Company reports that met the ‘A’ level standard must provide data for all the core GRI performance indicators, address the management approach for each indicator and include organizational information such as identification of key risks and a statement from the CEO addressing the relevance of sustainability at the organization.
The research, which has been published annually since 2005, also found that 93 of the S&P 100 firms provided some sustainability data on their web sites – a year-on-year increase of 60 per cent.
SIF said the findings are significant as they point to the increasing importance of companies demonstrating their green credentials not just as a way to enhance their image but also as one to boost value in the eyes of investors.
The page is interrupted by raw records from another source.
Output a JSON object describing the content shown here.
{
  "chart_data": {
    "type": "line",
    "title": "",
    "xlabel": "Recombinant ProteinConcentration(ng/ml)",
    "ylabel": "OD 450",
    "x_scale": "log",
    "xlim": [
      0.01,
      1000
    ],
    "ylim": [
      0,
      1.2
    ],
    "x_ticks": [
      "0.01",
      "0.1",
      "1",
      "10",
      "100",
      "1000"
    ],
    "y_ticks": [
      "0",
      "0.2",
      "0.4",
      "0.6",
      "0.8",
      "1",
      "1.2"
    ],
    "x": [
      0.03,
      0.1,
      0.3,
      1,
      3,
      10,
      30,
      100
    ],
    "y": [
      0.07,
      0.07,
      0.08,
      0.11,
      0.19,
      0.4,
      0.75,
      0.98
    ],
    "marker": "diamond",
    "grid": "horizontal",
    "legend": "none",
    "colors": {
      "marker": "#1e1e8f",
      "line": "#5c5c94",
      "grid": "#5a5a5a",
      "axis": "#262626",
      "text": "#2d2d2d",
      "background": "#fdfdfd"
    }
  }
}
“The fact that we saw an increase in companies issuing sustainability reports during one of the world’s worst economic downturns clearly demonstrates that ESG information is not a luxury but extremely relevant to companies and their investors,” said Peter DeSimone, SIF’s director of programs.
He added: “This trend supports the idea that investors look for solid ESG performance in valuing companies, and that more and more companies accept this development and are willing to supply information in this area.”
The Social Investment Forum is the US national non-profit membership association for professionals, firms and organizations dedicated to promoting the practice and growth of socially responsible investing (SRI). The SIRAN working group network supports more than 150 North American social research analysts from 30 investment firms, research providers, and affiliated investor groups.